In a comparison of quantities of municipal waste by weight, the production, use and disposal of single-use plastic bags produced a net 15.51 pounds of municipal solid waste; compostable plastic bags, 42.32 pounds; paper bags, nearly 75 pounds.

A report from the National Center for Policy Analysis states, “Studies show that plastic bags represent a tiny portion of litter and that banning them has not reduced the amount….According to the Keep America Beautiful campaign, plastic bags are not one of the top 10 sources of litter nationwide.” In Austin, Texas, plastic comprised 0.6 percent of the city’s total litter—but that is high because it included other types of plastic, not just plastic bags.  A statewide study in California found plastic bags were only 0.3 percent of the waste.  In San Francisco, plastic bags accounted for 0.6 percent of the city’s litter before the ban—and 0.64 percent after the ban.  

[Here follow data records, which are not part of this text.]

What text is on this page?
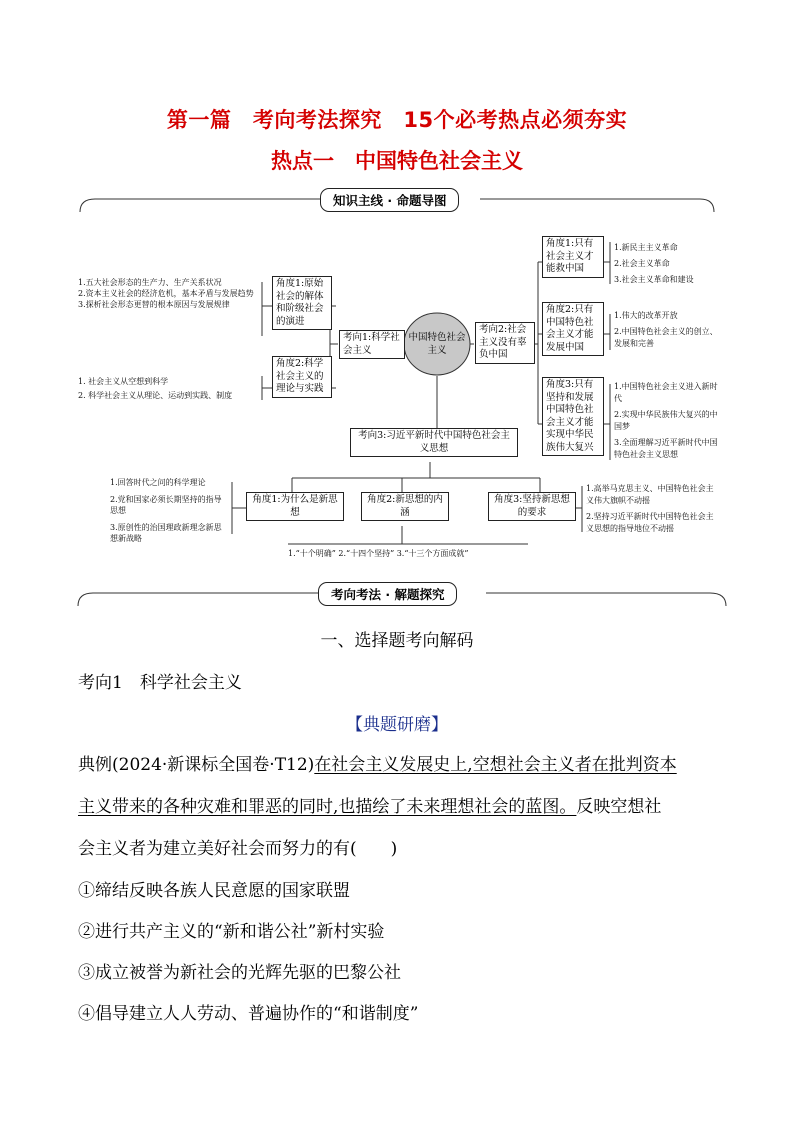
第一篇　考向考法探究　15个必考热点必须夯实
热点一　中国特色社会主义
知识主线 · 命题导图
中国特色社会主义
考向1:科学社会主义
角度1:原始社会的解体和阶级社会的演进
角度2:科学社会主义的理论与实践
1.五大社会形态的生产力、生产关系状况
2.资本主义社会的经济危机，基本矛盾与发展趋势
3.探析社会形态更替的根本原因与发展规律
1. 社会主义从空想到科学
2. 科学社会主义从理论、运动到实践、制度
考向2:社会主义没有辜负中国
角度1:只有社会主义才能救中国
角度2:只有中国特色社会主义才能发展中国
角度3:只有坚持和发展中国特色社会主义才能实现中华民族伟大复兴
1.新民主主义革命
2.社会主义革命
3.社会主义革命和建设
1.伟大的改革开放
2.中国特色社会主义的创立、发展和完善
1.中国特色社会主义进入新时代
2.实现中华民族伟大复兴的中国梦
3.全面理解习近平新时代中国特色社会主义思想
考向3:习近平新时代中国特色社会主义思想
角度1:为什么是新思想
角度2:新思想的内涵
角度3:坚持新思想的要求
1.回答时代之问的科学理论
2.党和国家必须长期坚持的指导思想
3.原创性的治国理政新理念新思想新战略
1.“十个明确” 2.“十四个坚持” 3.“十三个方面成就”
1.高举马克思主义、中国特色社会主义伟大旗帜不动摇
2.坚持习近平新时代中国特色社会主义思想的指导地位不动摇
考向考法 · 解题探究
一、选择题考向解码
考向1　科学社会主义
【典题研磨】
典例(2024·新课标全国卷·T12)在社会主义发展史上,空想社会主义者在批判资本
主义带来的各种灾难和罪恶的同时,也描绘了未来理想社会的蓝图。反映空想社
会主义者为建立美好社会而努力的有(　　)
①缔结反映各族人民意愿的国家联盟
②进行共产主义的“新和谐公社”新村实验
③成立被誉为新社会的光辉先驱的巴黎公社
④倡导建立人人劳动、普遍协作的“和谐制度”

The United Kingdom’s Environmental Agency found paper bags were more environmentally harmful than plastic bags in each of the nine categories studied: global warming potential, abiotic depletion, acidification, eutrophication, human toxicity, fresh water aquatic ecotoxicity, marine aquatic ecotoxicity, terrestrial ecotoxicity and photochemical oxidation.  It also found plastic bags were environmentally superior to reusable cloth bags. It said cloth bags would have to be used 104 times to surpass the environmental performance of plastic bags.  

The campaign to outlaw plastic bags in the name of improving the environment is based on ignorance and misinformation.  It will do the exact opposite.  It will waste energy, water, and money.  It will create inconvenience, waste people’s time, and impose health risks.  It will deprive people of the liberty to exercise choice which has produced a more efficient, economical and safer product—and with less residual municipal waste—than alternatives resulting from the ban.  Banning plastic bags is an attempt to achieve by political means what cannot be achieved by economic means, because it is unrealistic.  It means government against the economy!  Which means government against reality. There is nothing government can do to make an economic function more efficient than a free market; its only power is to make it less efficient and more costly—and, yes, environmentally inferior.     

If government sacrifices even small measures of individual liberty in hope of some small economic gain deemed more important, the liberty disappears but the gain proves illusive. If government instead regards safeguarding liberty and individual rights as preeminent—not to be sacrificed to anything—the result is a free market that provides economic benefits—including environmental and health benefits— unattainable by political action.